5. Avoid amending returns.
Or at least avoid doing it frequently, says Terrigino, which can also support your history of compliance.
6. Match up all your paperwork.
Since the IRS determines which accounts to audit based on discrepancies, "make sure all government-issued forms, such as 1099-INT, 1099-DIV, etc., match what you report on the tax return," Terrigino says. Your math needs to match.
7. Don't use the same numbers repeatedly.
Terrigino says, "Don't use the same numbers for deductions year after year, especially round numbers [unless it is an actual figure]."
Expenses are expected to change and if yours haven't, that could raise some red flags.
8. Don't take excessive deductions.
That means not overestimating the extent of your donations, not taking an excessive home office deduction, nor excessive deductions for meals and travel, says Terrigino.
These and other expenses like bad debt, casualty losses, and medical expenses are examined with extra care. Also, don't suddenly include a large number of deductions you've never taken before. That gets noticed.
9. Use Schedule C.
"Always report all small business earnings using Schedule C," says Kaplan. "Although there are other methods which may sometimes avoid paying part of your Medicare tax or have other advantages, they also greatly increase the likelihood of an audit." Schedule Cs are less likely to be audited, he says.

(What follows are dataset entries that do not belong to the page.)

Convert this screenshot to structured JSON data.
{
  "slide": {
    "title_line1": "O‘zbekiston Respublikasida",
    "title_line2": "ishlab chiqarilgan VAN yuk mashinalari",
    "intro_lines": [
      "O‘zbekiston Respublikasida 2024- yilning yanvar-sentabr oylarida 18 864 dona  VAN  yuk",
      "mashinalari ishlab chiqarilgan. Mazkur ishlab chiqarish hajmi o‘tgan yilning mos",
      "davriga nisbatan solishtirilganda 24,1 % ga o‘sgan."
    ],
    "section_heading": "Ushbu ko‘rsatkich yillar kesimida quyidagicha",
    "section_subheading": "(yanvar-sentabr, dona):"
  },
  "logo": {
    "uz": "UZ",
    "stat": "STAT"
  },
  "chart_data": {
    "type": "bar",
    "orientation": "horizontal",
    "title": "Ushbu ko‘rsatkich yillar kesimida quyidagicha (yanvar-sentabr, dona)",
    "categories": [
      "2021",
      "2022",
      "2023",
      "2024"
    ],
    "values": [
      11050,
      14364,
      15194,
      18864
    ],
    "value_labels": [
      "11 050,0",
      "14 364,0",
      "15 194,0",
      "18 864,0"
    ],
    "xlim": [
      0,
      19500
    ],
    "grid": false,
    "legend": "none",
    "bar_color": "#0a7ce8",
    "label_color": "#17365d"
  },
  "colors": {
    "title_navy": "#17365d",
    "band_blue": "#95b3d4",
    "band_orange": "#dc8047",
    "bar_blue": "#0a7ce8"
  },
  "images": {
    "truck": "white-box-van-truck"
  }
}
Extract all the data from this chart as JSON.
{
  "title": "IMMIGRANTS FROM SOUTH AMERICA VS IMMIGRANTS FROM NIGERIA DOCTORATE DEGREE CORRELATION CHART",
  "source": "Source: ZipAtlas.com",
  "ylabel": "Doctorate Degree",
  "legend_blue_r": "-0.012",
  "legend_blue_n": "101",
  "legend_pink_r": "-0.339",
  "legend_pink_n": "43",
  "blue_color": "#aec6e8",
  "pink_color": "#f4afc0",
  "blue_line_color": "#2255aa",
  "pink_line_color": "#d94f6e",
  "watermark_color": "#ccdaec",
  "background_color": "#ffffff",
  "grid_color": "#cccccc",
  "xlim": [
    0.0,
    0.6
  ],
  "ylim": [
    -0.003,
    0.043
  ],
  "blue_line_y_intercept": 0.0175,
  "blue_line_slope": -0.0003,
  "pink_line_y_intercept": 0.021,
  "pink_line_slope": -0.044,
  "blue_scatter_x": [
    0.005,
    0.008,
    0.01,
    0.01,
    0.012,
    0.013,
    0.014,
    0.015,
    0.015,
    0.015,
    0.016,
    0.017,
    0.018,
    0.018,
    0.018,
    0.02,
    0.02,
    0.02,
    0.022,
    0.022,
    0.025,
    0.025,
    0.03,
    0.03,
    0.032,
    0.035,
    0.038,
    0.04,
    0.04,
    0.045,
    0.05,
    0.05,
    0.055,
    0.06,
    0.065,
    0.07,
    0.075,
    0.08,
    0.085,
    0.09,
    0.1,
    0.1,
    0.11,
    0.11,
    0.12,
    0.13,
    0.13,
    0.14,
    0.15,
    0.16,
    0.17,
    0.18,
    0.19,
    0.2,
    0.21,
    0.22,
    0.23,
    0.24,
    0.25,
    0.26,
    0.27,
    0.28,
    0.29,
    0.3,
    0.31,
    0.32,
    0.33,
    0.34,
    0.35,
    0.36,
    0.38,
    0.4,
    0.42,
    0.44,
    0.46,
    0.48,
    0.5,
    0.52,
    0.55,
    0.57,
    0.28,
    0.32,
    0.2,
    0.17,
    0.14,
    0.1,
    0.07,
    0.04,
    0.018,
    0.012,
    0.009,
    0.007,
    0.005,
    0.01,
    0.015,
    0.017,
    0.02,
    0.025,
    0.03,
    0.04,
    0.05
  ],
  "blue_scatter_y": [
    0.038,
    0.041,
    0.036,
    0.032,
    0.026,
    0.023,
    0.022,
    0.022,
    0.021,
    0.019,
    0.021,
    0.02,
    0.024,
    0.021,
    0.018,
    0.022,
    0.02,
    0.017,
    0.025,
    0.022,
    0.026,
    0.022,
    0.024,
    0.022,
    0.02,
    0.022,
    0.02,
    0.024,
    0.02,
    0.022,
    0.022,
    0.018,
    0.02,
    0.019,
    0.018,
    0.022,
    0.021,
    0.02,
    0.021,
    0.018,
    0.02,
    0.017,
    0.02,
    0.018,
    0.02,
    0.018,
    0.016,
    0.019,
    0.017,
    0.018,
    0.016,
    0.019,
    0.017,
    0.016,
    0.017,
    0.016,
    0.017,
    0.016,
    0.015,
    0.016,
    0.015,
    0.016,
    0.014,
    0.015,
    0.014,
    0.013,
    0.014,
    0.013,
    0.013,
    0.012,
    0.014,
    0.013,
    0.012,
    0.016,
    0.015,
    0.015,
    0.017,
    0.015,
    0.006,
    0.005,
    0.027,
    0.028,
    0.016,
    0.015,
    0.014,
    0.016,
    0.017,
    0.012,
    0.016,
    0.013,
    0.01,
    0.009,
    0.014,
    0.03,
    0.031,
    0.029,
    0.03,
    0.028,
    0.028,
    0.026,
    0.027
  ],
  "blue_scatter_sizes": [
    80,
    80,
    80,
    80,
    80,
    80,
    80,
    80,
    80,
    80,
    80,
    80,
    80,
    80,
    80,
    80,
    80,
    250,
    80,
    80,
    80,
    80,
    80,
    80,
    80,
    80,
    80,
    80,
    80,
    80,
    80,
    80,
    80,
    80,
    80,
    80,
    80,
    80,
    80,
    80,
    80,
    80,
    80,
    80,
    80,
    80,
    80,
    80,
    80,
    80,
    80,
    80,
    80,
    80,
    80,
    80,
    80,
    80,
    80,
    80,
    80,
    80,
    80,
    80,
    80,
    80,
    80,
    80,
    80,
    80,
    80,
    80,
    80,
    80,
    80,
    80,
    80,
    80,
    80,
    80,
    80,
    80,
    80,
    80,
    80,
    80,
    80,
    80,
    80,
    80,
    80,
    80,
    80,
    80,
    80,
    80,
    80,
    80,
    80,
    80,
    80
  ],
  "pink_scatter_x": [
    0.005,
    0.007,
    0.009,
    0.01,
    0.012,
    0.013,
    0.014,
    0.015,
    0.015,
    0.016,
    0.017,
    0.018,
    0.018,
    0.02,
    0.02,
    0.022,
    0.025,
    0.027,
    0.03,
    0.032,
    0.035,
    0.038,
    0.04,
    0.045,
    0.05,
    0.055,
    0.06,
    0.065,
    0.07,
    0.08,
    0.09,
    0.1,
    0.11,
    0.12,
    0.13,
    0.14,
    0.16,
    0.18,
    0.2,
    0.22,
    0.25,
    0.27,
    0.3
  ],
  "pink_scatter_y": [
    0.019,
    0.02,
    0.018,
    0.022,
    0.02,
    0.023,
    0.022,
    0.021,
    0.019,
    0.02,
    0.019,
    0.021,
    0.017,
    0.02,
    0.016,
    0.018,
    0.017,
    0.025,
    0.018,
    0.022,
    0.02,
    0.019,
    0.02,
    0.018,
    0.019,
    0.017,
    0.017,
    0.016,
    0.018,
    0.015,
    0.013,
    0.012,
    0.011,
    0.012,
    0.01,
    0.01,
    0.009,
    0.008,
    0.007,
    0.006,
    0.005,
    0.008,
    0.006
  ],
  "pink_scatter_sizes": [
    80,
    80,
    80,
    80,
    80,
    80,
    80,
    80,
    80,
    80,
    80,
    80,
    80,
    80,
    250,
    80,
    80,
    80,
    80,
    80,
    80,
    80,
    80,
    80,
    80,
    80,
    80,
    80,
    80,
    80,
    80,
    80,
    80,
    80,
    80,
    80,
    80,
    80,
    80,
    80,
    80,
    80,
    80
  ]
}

10. Don't leave questions blank.
Every question on the tax form should have an appropriate answer, even if that answer is $0. Make sure you've completed every line that's relevant. An unintentional oversight could get your return some extra attention you don't want.
Ultimately, it's important to understand that your odds of an audit are small. In general, businesses and individuals with earnings in the multiple millions of dollars are more likely to be audited. Just don't give the IRS a reason to want to take a closer look at your figures and you'll save yourself some time.